The term ‘Miracle’ can have many meanings especially when you’re talking about a puppy; the first pee on newspaper, the first poop outside or when it’s a Pyrenees, the first paw.
But for me and Malcolm it meant blankets.
I’ve had chronic back pain most of my adult life due to an injury sustained on a job and then a subsequent car crash in Corpus Christi when, on my way to a deep sea fishing expedition, a Dodge Ram driving 50 MPH slammed into my rear end rupturing a disc.
For as long as I can recall, beds made it worse but couches made it tolerable.
Back in Castroville, I slept on the living room sofa while Malcolm was asleep all Superman style on the cold corridor tile, and even though we were close in proximity we still seemed worlds apart.
Then one morning, after what must've been a fitful night, I awoke and found Malcolm sleeping not in the tiled hallway but right next to my couch.
“Why hasn’t he done that before”, I wondered? And then I realized that at some point my blanket had partially slipped off me onto the floor upon which he lay.
I tested that hypothesis the very next night.
After I retired to the couch, I deliberately took half my blanket and draped over me and the other onto the floor and closed my eyes pretend like.
Moments later, sure enough, Malcolm plopped himself down onto the blankets and fell soundly asleep.
It wasn’t my notion of ‘snuggling’ or even what I wanted or expected out of a puppy but that night I realized something I’d never ever thought possible from a dog. He was trying to communicate with me.
But about what? Are cold tiles giving you piles? Is Timmy stuck in the town well?
Hell, I didn't know. And at the time, he didn't even have a name.
You’d think a creative type wordsmith like me would have no problem at all naming a dog but even after months together nothing came to mind. And it wasn’t due to lack of diligence. I researched mythologies from around the world and the only name I came close to was Loki, the Norse God or mischief, which seemed fitting. .
Still, I remained uncommitted until my brother, Mark, came into the living room one night and spoke the name ‘Malcolm’.
“That’s it”, I said without any hesitation and up until now, I never understood why I pulled the trigger so hastily.
To the extent of my recollection, I’ve never known anyone or anything named Malcolm and couldn’t find any personal, historical, emotional, or grand significance to it either.
And maybe that’s the reason.
I didn’t want this dog and maybe giving it a name that I had no attachment to meant I could get rid of it cleanly and easily.
Or maybe even then I had absolutely no idea what I was up against and it was still so foreign to me.
Over the coming months Malcolm would accrue many nick names.
One of the rules I had set forth on our first day together was I absolutely refused to ‘cutesy-tootsy baby talk’ him like girls do. Southern men just don’t do that
But Malcolm had a way of breaking down my preconceptions and down and outright bigotry towards dogs.
One morning in our first winter together, I was taking a long soak and he nosed the door open to the bathroom and I started singing the ‘Rubber Ducky’ song to him but instead substituted the name ‘Chubby Bubby’.

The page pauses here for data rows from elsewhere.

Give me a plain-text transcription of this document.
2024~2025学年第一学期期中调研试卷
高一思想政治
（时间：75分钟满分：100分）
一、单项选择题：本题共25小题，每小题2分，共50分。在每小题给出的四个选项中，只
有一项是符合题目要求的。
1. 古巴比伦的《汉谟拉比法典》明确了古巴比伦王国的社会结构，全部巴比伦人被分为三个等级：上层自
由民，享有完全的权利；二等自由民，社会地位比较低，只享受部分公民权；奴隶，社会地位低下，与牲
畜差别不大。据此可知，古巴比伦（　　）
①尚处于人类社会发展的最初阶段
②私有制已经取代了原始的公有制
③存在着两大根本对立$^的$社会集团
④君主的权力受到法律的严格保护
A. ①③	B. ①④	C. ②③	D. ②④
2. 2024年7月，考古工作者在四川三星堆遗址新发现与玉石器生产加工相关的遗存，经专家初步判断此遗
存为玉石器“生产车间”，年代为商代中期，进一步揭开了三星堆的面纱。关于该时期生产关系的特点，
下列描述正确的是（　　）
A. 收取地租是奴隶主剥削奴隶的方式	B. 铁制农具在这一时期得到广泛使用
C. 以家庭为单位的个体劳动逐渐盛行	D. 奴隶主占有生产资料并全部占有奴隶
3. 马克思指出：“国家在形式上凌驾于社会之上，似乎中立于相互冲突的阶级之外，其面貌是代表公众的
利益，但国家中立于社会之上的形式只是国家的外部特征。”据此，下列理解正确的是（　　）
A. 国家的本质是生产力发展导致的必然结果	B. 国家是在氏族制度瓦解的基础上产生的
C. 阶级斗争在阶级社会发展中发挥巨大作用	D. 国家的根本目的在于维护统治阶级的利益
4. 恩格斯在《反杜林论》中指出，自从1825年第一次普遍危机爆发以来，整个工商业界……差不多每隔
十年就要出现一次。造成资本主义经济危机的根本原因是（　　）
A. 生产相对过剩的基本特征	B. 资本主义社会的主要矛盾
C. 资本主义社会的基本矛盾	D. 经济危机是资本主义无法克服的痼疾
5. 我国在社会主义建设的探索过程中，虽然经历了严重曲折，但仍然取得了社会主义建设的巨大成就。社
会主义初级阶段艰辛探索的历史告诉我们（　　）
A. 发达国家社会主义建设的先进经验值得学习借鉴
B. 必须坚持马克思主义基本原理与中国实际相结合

Other names followed; Smiley Britches and then later on, Snow Monkey.
And I loved singing to Malcolm as he listened to me with rapt attention, whether I sang Queensryche, Emmy Lou Harris, or Luciano Pavarotti.

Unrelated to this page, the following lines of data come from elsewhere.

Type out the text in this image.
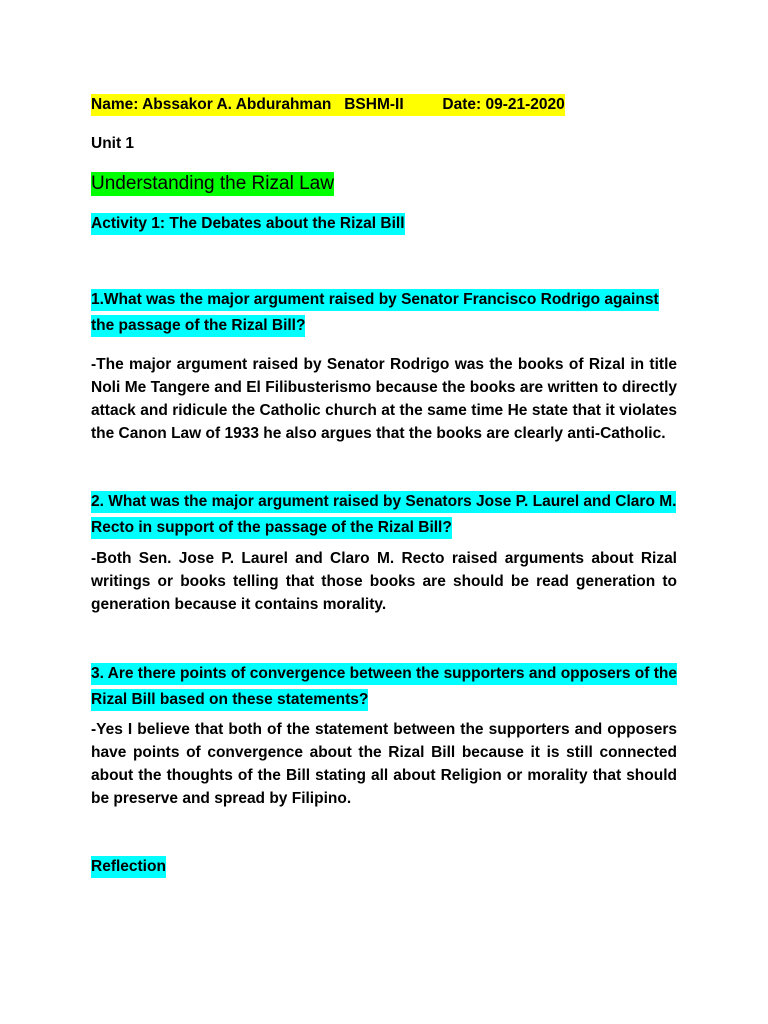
Name: Abssakor A. Abdurahman BSHM-II	Date: 09-21-2020
Unit 1
Understanding the Rizal Law
Activity 1: The Debates about the Rizal Bill
1.What was the major argument raised by Senator Francisco Rodrigo against the passage of the Rizal Bill?
-The major argument raised by Senator Rodrigo was the books of Rizal in title Noli Me Tangere and El Filibusterismo because the books are written to directly attack and ridicule the Catholic church at the same time He state that it violates the Canon Law of 1933 he also argues that the books are clearly anti-Catholic.
2. What was the major argument raised by Senators Jose P. Laurel and Claro M. Recto in support of the passage of the Rizal Bill?
-Both Sen. Jose P. Laurel and Claro M. Recto raised arguments about Rizal writings or books telling that those books are should be read generation to generation because it contains morality.
3. Are there points of convergence between the supporters and opposers of the Rizal Bill based on these statements?
-Yes I believe that both of the statement between the supporters and opposers have points of convergence about the Rizal Bill because it is still connected about the thoughts of the Bill stating all about Religion or morality that should be preserve and spread by Filipino.
Reflection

From nicknames to sing songs to finding any and every excuse to picking up a new chew toy on my way home from school, the little feller was growing on me.
Malcolm rarely left my side and I his. With one exception. Church.

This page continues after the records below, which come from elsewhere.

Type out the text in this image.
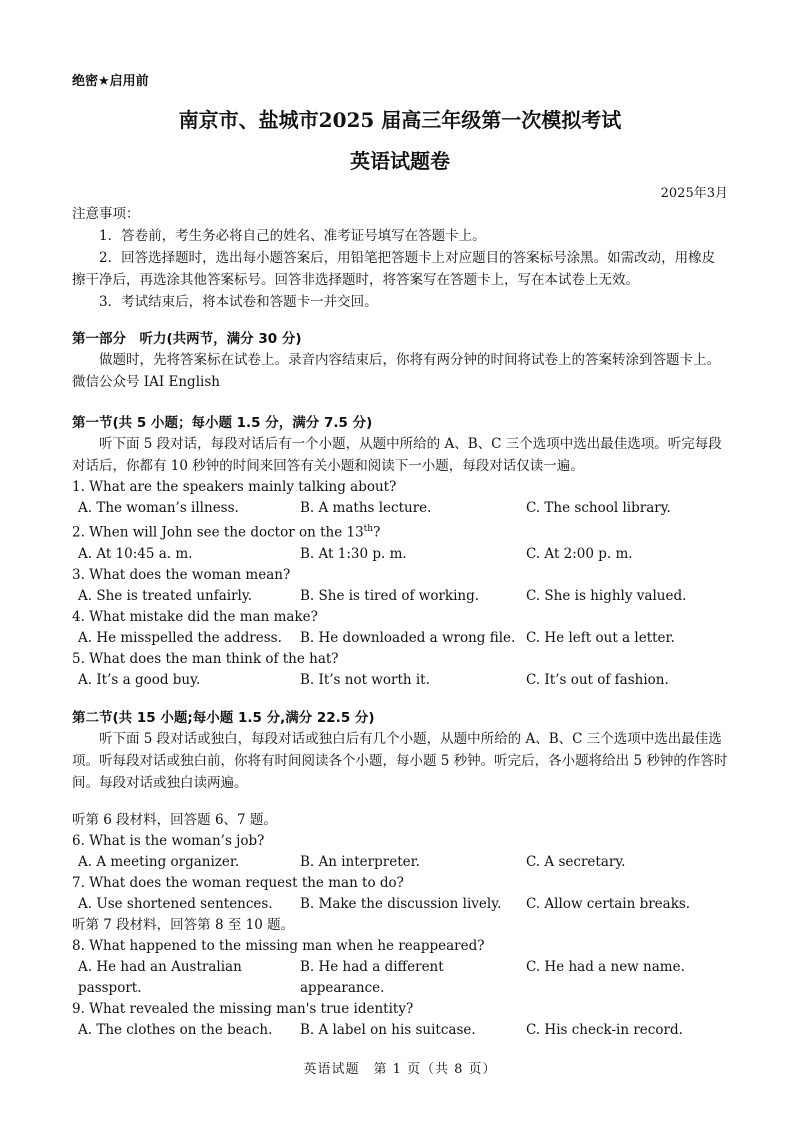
绝密★启用前
南京市、盐城市2025 届高三年级第一次模拟考试
英语试题卷
2025年3月
注意事项：
1．答卷前，考生务必将自己的姓名、准考证号填写在答题卡上。
2．回答选择题时，选出每小题答案后，用铅笔把答题卡上对应题目的答案标号涂黑。如需改动，用橡皮擦干净后，再选涂其他答案标号。回答非选择题时，将答案写在答题卡上，写在本试卷上无效。
3．考试结束后，将本试卷和答题卡一并交回。
第一部分　听力(共两节，满分 30 分)
做题时，先将答案标在试卷上。录音内容结束后，你将有两分钟的时间将试卷上的答案转涂到答题卡上。微信公众号 IAI English
第一节(共 5 小题；每小题 1.5 分，满分 7.5 分)
听下面 5 段对话，每段对话后有一个小题，从题中所给的 A、B、C 三个选项中选出最佳选项。听完每段对话后，你都有 10 秒钟的时间来回答有关小题和阅读下一小题，每段对话仅读一遍。
1. What are the speakers mainly talking about?
A. The woman’s illness.	B. A maths lecture.	C. The school library.
2. When will John see the doctor on the 13th?
A. At 10:45 a. m.	B. At 1:30 p. m.	C. At 2:00 p. m.
3. What does the woman mean?
A. She is treated unfairly.	B. She is tired of working.	C. She is highly valued.
4. What mistake did the man make?
A. He misspelled the address.	B. He downloaded a wrong file. C. He left out a letter.
5. What does the man think of the hat?
A. It’s a good buy.	B. It’s not worth it.	C. It’s out of fashion.
第二节(共 15 小题;每小题 1.5 分,满分 22.5 分)
听下面 5 段对话或独白，每段对话或独白后有几个小题，从题中所给的 A、B、C 三个选项中选出最佳选项。听每段对话或独白前，你将有时间阅读各个小题，每小题 5 秒钟。听完后，各小题将给出 5 秒钟的作答时间。每段对话或独白读两遍。
听第 6 段材料，回答题 6、7 题。
6. What is the woman’s job?
A. A meeting organizer.	B. An interpreter.	C. A secretary.
7. What does the woman request the man to do?
A. Use shortened sentences.	B. Make the discussion lively.	C. Allow certain breaks.
听第 7 段材料，回答第 8 至 10 题。
8. What happened to the missing man when he reappeared?
A. He had an Australian passport.
B. He had a different appearance.
C. He had a new name.
9. What revealed the missing man's true identity?
A. The clothes on the beach.	B. A label on his suitcase.	C. His check-in record.
英语试题　第 1 页（共 8 页）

One Saturday morning I was headed out to worship at the Alsatian Golf Club, the only church I knew at the time. As I suited up and strapped my bag on my shoulder, Malcolm got all excited as though he was coming with.
“Oh, no”, I said patting his head. “This is a man’s sport and no dog’s allowed.”
Unconvinced, he sidled up to me with a sweet expectant look. Whether I was spent from the constant battle between us or resigned to the inevitability, I said to the little wedge shaped head dog, “Fine. But I’m driving the cart.”
“And don’t bark in my backswing.”
Malcolm didn’t. He turned out to be an exceptional caddy, riding shotgun in the golf cart, spotting my errant balls, and chasing the geese and gophers from the fairways. And although he couldn’t keep score so good, his card always erred on my side.
I think then and there on the fairways of the old Alsatian course, I was entering into a new chapter of my life. Malcolm had become my mate.
But my naive misconception of the true nature of our relationship almost cost Malcolm his life several times over and I had a whole helluva lot to learn.